In 1980, Speak White was made into a short motion picture by polemicists Pierre Falardeau and Julien Poulin, the six-minute film featured actress Marie Eykel reading Lalonde's poem. It was released by the National Film Board of Canada.[3]
Italian-Quebecer journalist playwright Marco Micone also wrote a poem in response called Speak What?, depicting allophone immigrants as the same oppressed class as the Québécois in Quebec, and calling for a more inclusive society.[4][5]
"Speak White" was an insult used by English-speaking Canadians against those who spoke other languages in public.[6][7] In his controversial Dictionnaire québécois-français,[8] Lionel Meney quotes a Maclean's article from 1963 that for "every twenty French Canadians you encounter in my house or yours, fifteen can affirm that they have been treated with the discreditable 'speak white'".

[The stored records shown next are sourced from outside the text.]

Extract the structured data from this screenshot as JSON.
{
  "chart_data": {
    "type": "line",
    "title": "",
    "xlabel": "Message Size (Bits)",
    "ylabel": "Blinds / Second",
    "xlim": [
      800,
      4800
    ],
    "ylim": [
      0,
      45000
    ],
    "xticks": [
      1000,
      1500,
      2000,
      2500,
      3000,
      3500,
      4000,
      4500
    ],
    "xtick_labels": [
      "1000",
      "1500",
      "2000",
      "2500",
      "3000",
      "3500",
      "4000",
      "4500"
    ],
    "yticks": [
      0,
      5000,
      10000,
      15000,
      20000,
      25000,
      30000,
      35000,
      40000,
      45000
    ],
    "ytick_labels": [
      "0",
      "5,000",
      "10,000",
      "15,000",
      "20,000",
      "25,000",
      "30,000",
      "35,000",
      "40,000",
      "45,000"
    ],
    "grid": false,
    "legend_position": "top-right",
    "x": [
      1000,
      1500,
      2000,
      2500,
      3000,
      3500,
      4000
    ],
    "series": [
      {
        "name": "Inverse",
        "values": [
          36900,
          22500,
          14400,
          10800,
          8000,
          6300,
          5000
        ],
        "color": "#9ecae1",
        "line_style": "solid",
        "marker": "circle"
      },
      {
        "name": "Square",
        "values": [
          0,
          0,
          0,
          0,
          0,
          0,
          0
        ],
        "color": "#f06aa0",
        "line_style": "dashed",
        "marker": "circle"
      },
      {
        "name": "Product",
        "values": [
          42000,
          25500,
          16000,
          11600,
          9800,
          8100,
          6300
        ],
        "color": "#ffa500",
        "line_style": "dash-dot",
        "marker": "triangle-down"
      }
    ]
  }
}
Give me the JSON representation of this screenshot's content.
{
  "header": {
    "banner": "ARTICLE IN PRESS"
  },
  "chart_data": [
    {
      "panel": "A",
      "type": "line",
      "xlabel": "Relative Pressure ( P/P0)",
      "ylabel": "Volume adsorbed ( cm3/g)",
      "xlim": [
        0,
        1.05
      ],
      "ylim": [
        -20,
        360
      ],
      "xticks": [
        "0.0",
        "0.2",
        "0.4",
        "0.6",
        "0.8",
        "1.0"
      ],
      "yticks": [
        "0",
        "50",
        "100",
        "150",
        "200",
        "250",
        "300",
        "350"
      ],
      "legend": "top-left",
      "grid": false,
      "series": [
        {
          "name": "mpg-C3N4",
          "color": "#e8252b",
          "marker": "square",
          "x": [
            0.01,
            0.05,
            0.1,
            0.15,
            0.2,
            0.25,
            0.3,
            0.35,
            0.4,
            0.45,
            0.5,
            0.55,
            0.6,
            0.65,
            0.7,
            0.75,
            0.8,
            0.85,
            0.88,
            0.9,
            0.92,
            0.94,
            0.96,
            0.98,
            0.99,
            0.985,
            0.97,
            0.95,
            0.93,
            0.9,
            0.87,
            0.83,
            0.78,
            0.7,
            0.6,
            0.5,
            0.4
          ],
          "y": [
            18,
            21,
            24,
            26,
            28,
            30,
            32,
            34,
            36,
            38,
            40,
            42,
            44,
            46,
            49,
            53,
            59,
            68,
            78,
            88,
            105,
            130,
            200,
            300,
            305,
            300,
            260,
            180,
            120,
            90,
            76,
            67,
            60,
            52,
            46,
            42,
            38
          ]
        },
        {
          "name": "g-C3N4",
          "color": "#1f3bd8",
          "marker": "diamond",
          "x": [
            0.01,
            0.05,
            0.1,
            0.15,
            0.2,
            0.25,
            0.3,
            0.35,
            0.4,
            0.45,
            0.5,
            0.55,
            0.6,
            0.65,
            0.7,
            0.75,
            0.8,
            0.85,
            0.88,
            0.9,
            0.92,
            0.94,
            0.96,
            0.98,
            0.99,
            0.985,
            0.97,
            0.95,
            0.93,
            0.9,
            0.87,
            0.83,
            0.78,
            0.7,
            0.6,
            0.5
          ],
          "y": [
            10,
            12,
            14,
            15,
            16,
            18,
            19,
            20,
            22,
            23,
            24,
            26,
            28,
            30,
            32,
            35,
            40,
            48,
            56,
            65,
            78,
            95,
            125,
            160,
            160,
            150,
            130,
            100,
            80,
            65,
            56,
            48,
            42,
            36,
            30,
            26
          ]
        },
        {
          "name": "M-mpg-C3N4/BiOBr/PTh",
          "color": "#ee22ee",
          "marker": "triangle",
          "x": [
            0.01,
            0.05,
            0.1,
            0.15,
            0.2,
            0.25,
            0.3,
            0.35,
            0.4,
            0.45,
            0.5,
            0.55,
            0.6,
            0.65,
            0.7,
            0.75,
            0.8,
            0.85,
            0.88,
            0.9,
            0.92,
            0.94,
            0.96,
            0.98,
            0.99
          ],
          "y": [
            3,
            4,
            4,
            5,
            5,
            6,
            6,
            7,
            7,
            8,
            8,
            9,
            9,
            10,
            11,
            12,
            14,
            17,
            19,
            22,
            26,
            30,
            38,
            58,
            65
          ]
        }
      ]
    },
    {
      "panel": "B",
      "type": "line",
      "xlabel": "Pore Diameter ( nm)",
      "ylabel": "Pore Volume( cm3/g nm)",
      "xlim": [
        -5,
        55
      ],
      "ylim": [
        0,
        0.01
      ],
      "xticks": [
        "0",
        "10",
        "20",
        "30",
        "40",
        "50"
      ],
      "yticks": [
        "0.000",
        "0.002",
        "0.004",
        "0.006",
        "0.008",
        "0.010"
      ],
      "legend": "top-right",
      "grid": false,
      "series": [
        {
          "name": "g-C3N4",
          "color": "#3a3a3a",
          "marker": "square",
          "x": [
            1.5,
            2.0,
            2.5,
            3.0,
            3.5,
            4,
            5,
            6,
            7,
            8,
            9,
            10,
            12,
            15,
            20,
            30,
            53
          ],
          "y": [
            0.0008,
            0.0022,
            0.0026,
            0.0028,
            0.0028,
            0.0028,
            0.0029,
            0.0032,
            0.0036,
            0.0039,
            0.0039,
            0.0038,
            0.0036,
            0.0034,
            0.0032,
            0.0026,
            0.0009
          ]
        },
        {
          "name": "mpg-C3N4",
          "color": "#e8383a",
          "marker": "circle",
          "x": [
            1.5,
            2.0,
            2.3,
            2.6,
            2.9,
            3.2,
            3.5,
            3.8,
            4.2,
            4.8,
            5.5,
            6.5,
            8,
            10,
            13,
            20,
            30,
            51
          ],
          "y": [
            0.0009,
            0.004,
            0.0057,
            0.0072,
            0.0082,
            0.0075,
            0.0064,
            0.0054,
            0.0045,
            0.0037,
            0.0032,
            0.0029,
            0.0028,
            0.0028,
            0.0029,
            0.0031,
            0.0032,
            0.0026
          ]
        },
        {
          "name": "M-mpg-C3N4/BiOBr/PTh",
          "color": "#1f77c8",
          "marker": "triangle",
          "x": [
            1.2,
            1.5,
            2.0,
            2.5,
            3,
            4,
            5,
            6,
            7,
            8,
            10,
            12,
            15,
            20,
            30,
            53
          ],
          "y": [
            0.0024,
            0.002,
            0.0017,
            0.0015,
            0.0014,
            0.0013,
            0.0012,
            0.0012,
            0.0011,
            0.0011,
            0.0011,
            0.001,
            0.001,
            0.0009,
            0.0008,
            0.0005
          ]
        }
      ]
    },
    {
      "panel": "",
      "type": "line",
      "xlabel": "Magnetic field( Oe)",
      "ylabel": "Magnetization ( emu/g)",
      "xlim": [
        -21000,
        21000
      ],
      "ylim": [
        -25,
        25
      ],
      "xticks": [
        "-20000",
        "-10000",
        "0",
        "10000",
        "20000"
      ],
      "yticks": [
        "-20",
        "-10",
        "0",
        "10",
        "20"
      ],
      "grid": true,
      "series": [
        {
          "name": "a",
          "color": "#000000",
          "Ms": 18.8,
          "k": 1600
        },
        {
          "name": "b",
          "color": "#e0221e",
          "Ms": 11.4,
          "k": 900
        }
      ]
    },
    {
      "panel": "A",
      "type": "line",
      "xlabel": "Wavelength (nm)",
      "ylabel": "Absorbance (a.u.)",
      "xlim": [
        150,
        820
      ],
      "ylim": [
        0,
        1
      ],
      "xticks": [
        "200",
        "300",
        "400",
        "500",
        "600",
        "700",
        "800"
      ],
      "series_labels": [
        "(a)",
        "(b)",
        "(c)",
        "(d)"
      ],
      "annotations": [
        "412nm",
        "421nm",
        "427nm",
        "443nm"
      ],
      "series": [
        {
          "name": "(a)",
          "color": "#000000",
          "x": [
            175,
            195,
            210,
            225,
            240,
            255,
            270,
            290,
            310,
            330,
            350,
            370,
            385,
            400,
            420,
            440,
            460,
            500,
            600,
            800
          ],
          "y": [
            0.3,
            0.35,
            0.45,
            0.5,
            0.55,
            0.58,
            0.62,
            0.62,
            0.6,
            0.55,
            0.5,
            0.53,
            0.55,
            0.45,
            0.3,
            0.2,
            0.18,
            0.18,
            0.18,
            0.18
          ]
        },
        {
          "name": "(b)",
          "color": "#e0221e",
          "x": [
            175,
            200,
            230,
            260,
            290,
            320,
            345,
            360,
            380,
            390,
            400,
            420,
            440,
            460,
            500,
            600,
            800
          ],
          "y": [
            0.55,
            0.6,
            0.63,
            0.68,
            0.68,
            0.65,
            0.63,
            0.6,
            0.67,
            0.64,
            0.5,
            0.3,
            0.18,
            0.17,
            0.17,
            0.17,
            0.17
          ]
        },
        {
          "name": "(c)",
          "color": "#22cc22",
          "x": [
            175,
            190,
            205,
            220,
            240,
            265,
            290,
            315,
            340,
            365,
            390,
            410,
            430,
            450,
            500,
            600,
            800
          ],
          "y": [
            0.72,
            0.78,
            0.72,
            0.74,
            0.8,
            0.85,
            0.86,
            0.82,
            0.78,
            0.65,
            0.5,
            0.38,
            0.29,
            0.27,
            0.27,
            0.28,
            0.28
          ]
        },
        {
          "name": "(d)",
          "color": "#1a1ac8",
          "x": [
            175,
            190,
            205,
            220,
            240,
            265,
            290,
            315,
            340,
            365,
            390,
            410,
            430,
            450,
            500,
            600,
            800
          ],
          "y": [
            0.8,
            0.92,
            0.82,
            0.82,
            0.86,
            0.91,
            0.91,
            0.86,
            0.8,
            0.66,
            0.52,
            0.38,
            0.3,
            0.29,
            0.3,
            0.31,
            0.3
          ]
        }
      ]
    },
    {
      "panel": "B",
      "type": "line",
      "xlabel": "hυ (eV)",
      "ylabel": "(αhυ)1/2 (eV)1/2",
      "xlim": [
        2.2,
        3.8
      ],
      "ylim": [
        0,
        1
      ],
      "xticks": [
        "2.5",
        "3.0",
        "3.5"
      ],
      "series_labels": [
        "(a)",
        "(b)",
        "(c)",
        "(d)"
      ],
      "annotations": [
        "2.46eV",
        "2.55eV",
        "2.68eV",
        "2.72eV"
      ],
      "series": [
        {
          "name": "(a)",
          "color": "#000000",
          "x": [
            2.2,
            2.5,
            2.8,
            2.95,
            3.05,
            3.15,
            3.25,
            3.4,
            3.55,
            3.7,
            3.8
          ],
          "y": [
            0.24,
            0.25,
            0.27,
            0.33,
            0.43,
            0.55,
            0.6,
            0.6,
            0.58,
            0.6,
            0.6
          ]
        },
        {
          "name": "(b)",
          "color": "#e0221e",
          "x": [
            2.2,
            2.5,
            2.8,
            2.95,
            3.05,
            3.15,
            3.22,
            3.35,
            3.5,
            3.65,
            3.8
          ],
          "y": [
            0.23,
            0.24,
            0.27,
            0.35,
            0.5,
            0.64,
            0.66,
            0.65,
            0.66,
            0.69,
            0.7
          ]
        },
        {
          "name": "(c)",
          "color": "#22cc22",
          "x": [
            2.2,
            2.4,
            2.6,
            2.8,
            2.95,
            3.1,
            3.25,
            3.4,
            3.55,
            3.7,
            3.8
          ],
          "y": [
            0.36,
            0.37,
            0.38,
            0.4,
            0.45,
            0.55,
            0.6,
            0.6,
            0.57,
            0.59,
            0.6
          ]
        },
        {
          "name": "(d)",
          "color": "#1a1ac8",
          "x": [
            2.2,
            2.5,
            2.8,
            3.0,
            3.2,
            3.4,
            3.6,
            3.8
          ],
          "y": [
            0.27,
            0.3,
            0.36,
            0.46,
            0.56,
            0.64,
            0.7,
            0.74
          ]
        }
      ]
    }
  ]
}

The earliest allegation of the slur was recorded in the Canadian Parliament of 1899 as Henri Bourassa was booed by English-speaking Members of Parliament while attempting to address the legislature in French against the engagement of the Dominion in the Second Boer War. André Laurendeau recorded anecdotal evidence in his 1963 journal during the Laurendeau-Dunton Commission that English Canadians would hurl the phrase at French Canadians outside Quebec, and speculated that it was borrowed from the Southern United States.[9] Anecdotal evidence also suggests that the phrase was used against immigrants.[7]
Although the expression has never been directly quoted and attributed to an individual, the expression continues to enter the public sphere in the course of rhetorical political debate.[10]